Feature

Reach for the Sun

Vietnamese streaming platform, Danet, has commissioned a local version of Korean blockbuster, Descendants of the Sun and has a second Korean scripted format – My Love from the Star – on its agenda. No stranger to greenlighting high-end scripted formats, BHD Vietnam/Danet co-founder and vice president, Ngo Thi Bich Hanh, talks about why she believes recreating Korean hits for Vietnam is the right way to go, why it’s time for Vietnam’s story to be told by Vietnamese, and why being this bold is worth the risk.

“Vietnam is a developing country, so a lot of what we do does not really exist,” says Ngo Thi Bich Hanh, co-founder and vice president of BHD/Vietnam Media Corp. “If we want to produce movies, we end up building our own cinema chain. And there are a lot of pirates on digital in Vietnam, so we end up creating our own branded VOD platform”. 

The result so far is a media company that spans production of everything from high-end premium drama and movies and distribution, including the BHD Cinema Complex chain and streaming platform Danet, and partnerships with everyone from advertisers and agencies to channels, broadcasters and rights holders.   

Going back more than two decades, BHD has been involved in everything from The Price is Right to The Amazing Race Vietnam, Vietnam’s Got Talent, MasterChef Vietnam, Full House and, going way back, Ugly Betty Vietnam. 

Earlier this year, Ngo greenlit a Vietnamese version of Korean hit Descendants of the Sun for Danet. Some called her “crazy” for taking on a project that was so well known, for which budgets were bound to be unequal and where comparisons were inevitable.  

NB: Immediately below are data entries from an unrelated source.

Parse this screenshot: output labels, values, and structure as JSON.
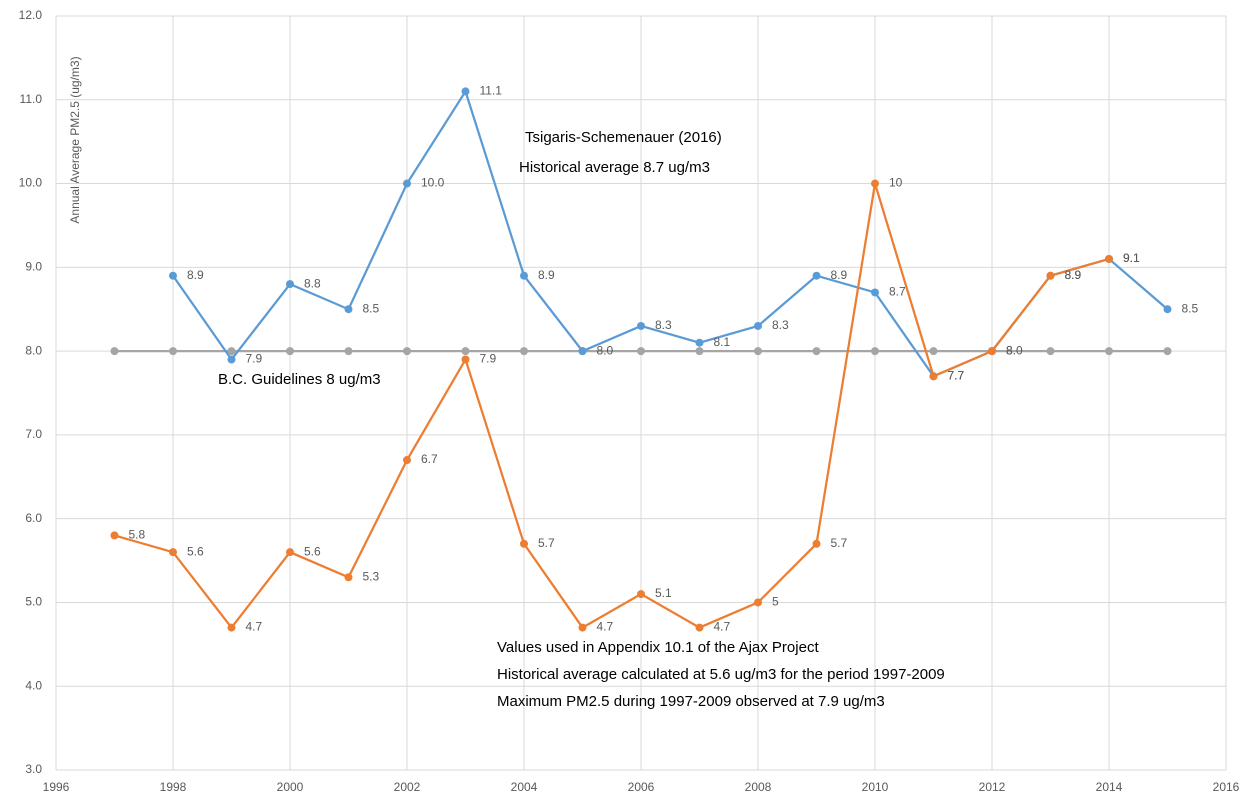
{
  "chart_data": {
    "type": "line",
    "y_label": "Annual Average  PM2.5 (ug/m3)",
    "x": [
      1997,
      1998,
      1999,
      2000,
      2001,
      2002,
      2003,
      2004,
      2005,
      2006,
      2007,
      2008,
      2009,
      2010,
      2011,
      2012,
      2013,
      2014,
      2015
    ],
    "xlim": [
      1996,
      2016
    ],
    "xticks": [
      1996,
      1998,
      2000,
      2002,
      2004,
      2006,
      2008,
      2010,
      2012,
      2014,
      2016
    ],
    "ylim": [
      3,
      12
    ],
    "yticks": [
      {
        "value": 3,
        "label": "3.0"
      },
      {
        "value": 4,
        "label": "4.0"
      },
      {
        "value": 5,
        "label": "5.0"
      },
      {
        "value": 6,
        "label": "6.0"
      },
      {
        "value": 7,
        "label": "7.0"
      },
      {
        "value": 8,
        "label": "8.0"
      },
      {
        "value": 9,
        "label": "9.0"
      },
      {
        "value": 10,
        "label": "10.0"
      },
      {
        "value": 11,
        "label": "11.0"
      },
      {
        "value": 12,
        "label": "12.0"
      }
    ],
    "grid": true,
    "series": [
      {
        "color": "#5b9bd5",
        "values": [
          null,
          8.9,
          7.9,
          8.8,
          8.5,
          10.0,
          11.1,
          8.9,
          8.0,
          8.3,
          8.1,
          8.3,
          8.9,
          8.7,
          7.7,
          8.0,
          8.9,
          9.1,
          8.5
        ],
        "value_labels": [
          null,
          "8.9",
          "7.9",
          "8.8",
          "8.5",
          "10.0",
          "11.1",
          "8.9",
          "8.0",
          "8.3",
          "8.1",
          "8.3",
          "8.9",
          "8.7",
          "7.7",
          "8.0",
          "8.9",
          "9.1",
          "8.5"
        ]
      },
      {
        "color": "#ed7d31",
        "values": [
          5.8,
          5.6,
          4.7,
          5.6,
          5.3,
          6.7,
          7.9,
          5.7,
          4.7,
          5.1,
          4.7,
          5,
          5.7,
          10,
          7.7,
          8,
          8.9,
          9.1,
          null
        ],
        "value_labels": [
          "5.8",
          "5.6",
          "4.7",
          "5.6",
          "5.3",
          "6.7",
          "7.9",
          "5.7",
          "4.7",
          "5.1",
          "4.7",
          "5",
          "5.7",
          "10",
          "7.7",
          "8",
          "8.9",
          "9.1",
          null
        ]
      },
      {
        "color": "#a5a5a5",
        "values": [
          8,
          8,
          8,
          8,
          8,
          8,
          8,
          8,
          8,
          8,
          8,
          8,
          8,
          8,
          8,
          8,
          8,
          8,
          8
        ]
      }
    ],
    "annotations": [
      "Tsigaris-Schemenauer (2016)",
      "Historical average 8.7 ug/m3",
      "B.C. Guidelines 8 ug/m3",
      "Values used in Appendix 10.1 of the Ajax Project",
      "Historical average calculated at 5.6 ug/m3 for the period 1997-2009",
      "Maximum PM2.5 during 1997-2009  observed at 7.9 ug/m3"
    ]
  }
}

First and foremost, Ngo says, she’s a fan of Descendants of the Sun. Also, BHD has a reputation for being daring, for being one of Vietnam’s pioneers. “What makes us different from other companies is that we do things that people don’t do,” she says. 

“A lot of people asked us ‘are you crazy?’, ‘are you sure that you want to remake Descendants of the Sun? Vietnam is much poorer than Korea. We are a developing country. Why don’t you choose to do something more simple, something easier?”

“But we thought ‘why not?’ We know our production budgets are lower, but Vietnamese people are among the most nationalistic in the world. We love our country, and Descendants of the Sun is about how you love your country. So we thought that would click into the hearts of Vietnamese people. We have been through a lot worse. A lot of good movies and drama series are set during war time. A lot of them are told by American Hollywood movies. There are not many about Vietnamese people, about how they loved their country. So we thought we would focus on that and try.”

Bloggers and news sites – including Korean K-pop sites – picked up the story very soon after cameras rolled. Support from buyers in the region started coming in at the first release of the teaser poster. Although BHD never had regional/international distribution ambitions for the series, “we are really happy about the interest,” she says. 

Descendants of the Sun Vietnam is helmed by film director Tran Buu Loc in his first project for television. “Vietnam, despite low budgets, produces thousands of hours a year of content. And it’s all very similar”.  BHD decided to bring Tran on board because “we wanted to do something different, something bold, something that would make people pay attention among the hundreds of thousands of hours of content in Vietnam on legal and pirate platforms,” Ngo says.

Piracy is Vietnam’s legal operators’ most serious issue, Ngo says. “We are actually not so worried about our other competitors.” Danet is part of BHD’s effort to stave off the threat, with multiple access and price points. It turns out that SVOD and TVOD “didn’t develop as well as we expected,” she says. AVOD, on the other hand, took off, which led to the decision to invest in Descendants of the Sun this year and other originals, including a local version of Glee last year. “AVOD is developing quite well in Vietnam and we hope that in time the AVOD audience will turn into SVOD and TVOD,” Ngo adds. 

BHD is more likely to go forward with adaptations of Asian stories – including My Love from the Star from Korean broadcaster SBS – than with more American ideas. “Asian stories are much easier to adapt,” Ngo says. “When we did Glee, we had a slight problem in that men in the U.S. can fall in love with different women during different episodes. And that’s really difficult for us. Our ideal man is one who loves one woman no matter what.”

Vietnam’s formats acquisitions have dipped, with Thailand taking over as the region’s biggest buyer in the first half of this year, according to ContentAsia’s Formats Outlook. Ngo attributes this to multiple factors, including a slower economy, lower TV ratings, and an overload first of game shows and now reality, with back-to-back episodes stuffing schedules. “Audiences get fed up,” she says. “There’s nothing new... So funding is smaller and audiences want more, and they want something different”. 

She has high hopes for OTT, despite piracy. “There’s a big shift from linear TV to OTT,” she says. TV ratings dropped 12% this year compared to last year. At the same time, willingness to pay for OTT services in Vietnam is very low. “Pirate site are for free. Audiences don’t know whether the site is pirate or legitimate, they just come to where the content is.”